Vanaf versie 2111 kunt u de wizard Consoleextensie importeren gebruiken om consoleextensies te importeren die worden beheerd voor de hiërarchie. U hoeft geen PowerShell-script meer te gebruiken om een ondertekende of niet-ondertekende consoleextensie te importeren. Een consoleextensie importeren met behulp van de wizard:

  1. Vouw in de werkruimte BeheerUpdates en onderhoud uit en selecteer vervolgens het knooppunt Consoleextensies.
  2. Selecteer Consoleextensie importeren op het lint of in het snelmenu.
  3. Wanneer de wizard wordt gestart, selecteert u Bladeren en navigeert u naar het cab-bestand van de extensie.
  4. Selecteer indien nodig de optie Toestaan dat extensie wordt ondertekend.
  5. Selecteer Volgende om het importoverzicht te controleren en voltooi vervolgens de wizard om de extensie te importeren.

Opmerking

Als u niet-ondertekende extensies wilt importeren, moet de optie Goedgekeurde console-extensies van de hiërarchie worden uitgeschakeld in de hiërarchie-instellingen. Zie Goedgekeurde consoleextensies van niet-ondertekende hiërarchie toestaan voor meer informatie.

Een extensie installeren en testen op een lokale console

  1. Wijzig het beveiligingsbereik voor de extensie. Het wijzigen van het beveiligingsbereik wordt aanbevolen voor het eerste testen van een extensie.
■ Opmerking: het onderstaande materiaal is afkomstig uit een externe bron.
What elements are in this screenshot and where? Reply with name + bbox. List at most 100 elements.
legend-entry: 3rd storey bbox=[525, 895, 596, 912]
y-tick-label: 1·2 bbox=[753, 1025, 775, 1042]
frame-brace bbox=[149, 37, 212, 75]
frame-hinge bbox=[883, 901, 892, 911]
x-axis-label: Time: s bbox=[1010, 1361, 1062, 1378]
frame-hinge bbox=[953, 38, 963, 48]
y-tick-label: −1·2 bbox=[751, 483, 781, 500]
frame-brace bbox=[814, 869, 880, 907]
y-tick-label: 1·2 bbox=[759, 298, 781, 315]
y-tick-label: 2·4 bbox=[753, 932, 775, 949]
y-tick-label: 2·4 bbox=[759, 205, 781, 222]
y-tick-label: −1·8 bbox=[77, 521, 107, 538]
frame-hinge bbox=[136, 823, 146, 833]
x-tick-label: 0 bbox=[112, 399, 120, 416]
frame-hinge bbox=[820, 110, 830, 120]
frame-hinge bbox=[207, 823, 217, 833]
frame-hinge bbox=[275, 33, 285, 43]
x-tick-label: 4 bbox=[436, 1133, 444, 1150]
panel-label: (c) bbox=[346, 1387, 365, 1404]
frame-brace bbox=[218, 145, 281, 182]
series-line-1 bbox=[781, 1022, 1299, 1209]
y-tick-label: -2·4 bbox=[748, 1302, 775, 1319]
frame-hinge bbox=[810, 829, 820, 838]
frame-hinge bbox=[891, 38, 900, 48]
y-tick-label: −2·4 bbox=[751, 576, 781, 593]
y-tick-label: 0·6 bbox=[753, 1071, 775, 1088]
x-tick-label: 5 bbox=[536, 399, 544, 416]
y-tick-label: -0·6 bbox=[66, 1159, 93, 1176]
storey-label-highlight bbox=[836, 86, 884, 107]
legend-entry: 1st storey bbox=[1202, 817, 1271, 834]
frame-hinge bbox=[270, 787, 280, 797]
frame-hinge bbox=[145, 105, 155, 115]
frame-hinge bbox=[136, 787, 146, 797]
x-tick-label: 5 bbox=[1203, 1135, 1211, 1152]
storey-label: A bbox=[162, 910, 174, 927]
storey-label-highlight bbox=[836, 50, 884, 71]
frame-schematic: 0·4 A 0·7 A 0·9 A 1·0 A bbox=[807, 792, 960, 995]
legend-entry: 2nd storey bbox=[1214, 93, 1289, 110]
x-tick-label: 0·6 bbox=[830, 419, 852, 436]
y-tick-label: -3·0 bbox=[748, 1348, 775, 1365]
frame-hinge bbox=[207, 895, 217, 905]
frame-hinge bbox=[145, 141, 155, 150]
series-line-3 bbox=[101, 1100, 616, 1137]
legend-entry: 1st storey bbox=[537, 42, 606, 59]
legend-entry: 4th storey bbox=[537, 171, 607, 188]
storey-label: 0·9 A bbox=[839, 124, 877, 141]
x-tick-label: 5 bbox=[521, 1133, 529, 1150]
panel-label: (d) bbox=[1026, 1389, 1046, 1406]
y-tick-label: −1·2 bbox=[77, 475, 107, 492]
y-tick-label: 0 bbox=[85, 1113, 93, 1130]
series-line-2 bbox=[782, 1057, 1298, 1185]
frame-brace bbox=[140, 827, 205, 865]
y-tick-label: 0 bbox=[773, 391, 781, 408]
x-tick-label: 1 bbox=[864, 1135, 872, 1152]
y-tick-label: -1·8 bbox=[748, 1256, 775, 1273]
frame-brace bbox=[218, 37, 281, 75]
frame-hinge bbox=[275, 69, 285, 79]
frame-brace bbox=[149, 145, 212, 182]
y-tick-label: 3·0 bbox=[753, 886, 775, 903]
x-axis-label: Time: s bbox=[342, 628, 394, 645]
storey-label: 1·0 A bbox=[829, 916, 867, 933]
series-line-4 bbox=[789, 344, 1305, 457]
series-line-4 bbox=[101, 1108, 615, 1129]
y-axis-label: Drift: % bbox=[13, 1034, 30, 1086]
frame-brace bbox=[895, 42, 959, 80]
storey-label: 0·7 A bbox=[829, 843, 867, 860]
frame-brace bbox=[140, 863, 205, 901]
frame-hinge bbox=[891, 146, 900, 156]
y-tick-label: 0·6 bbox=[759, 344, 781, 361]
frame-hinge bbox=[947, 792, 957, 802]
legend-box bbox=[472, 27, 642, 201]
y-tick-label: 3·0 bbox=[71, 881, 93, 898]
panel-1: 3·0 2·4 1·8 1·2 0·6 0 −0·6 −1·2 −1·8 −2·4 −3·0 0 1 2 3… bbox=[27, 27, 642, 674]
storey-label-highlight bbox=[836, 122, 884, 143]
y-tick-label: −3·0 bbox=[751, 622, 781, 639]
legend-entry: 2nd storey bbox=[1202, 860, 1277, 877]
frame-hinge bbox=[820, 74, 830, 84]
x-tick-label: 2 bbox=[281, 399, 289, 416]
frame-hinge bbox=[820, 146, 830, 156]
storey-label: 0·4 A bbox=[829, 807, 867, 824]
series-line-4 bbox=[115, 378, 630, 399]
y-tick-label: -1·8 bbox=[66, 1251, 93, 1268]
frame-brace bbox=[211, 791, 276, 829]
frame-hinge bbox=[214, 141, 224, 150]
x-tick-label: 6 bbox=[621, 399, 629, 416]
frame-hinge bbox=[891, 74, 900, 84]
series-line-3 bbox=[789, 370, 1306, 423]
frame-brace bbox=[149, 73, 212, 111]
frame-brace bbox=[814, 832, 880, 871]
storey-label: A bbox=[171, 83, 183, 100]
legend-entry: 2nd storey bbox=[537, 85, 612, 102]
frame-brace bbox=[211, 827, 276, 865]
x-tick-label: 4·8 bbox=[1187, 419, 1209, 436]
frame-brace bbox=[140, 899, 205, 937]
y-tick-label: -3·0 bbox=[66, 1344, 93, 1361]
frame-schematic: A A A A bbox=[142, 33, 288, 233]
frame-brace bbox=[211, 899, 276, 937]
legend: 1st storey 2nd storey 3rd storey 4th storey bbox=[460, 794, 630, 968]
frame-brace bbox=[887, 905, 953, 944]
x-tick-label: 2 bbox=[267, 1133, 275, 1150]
    1. Ga naar het knooppunt Consoleextensies onder Beheeroverzicht>>Updates en onderhoud.
    2. Selecteer de extensie en selecteer vervolgens Beveiligingsbereiken instellen op het lint.
    3. Verwijder het standaardbeveiligingsbereik en voeg een bereik toe dat slechts een of twee beheerders bevat voor de eerste test.
    4. Kies OK om het beveiligingsbereik voor de extensie op te slaan.
  2. Keur de extensie goed door Installatie goedkeuren te selecteren op het lint of in het snelmenu.

    • Als de extensie niet is goedgekeurd, kunt u deze niet installeren of meldingen in de console inschakelen.
    • Als u de console op dit moment opnieuw opstart, wordt er geen melding over de beschikbare extensie weergegeven omdat u de optie nog niet hebt ingeschakeld.
  3. Installeer de extensie op de lokale console door Installeren te kiezen.

  4. Zodra de extensie is geïnstalleerd, controleert u of deze wordt weergegeven en kunt u deze gebruiken vanuit de lokale console.

Gebruikersmeldingen inschakelen voor extensie-installatie

  1. Wijzig indien nodig de beveiligingsbereiken voor de extensie om toegang door meer beheerders toe te staan. Deze beheerders worden gericht op de melding in de console voor het installeren van de extensie.
  2. Selecteer Meldingen inschakelen.
  3. Start een Configuration Manager console waarop de extensie niet is geïnstalleerd. Gebruik in het ideale gevallen een testaccount waartoe u toegang hebt gegeven toen u het beveiligingsbereik wijzigde.
  4. Controleer of de melding voor de extensie optreedt en of u de extensie kunt installeren.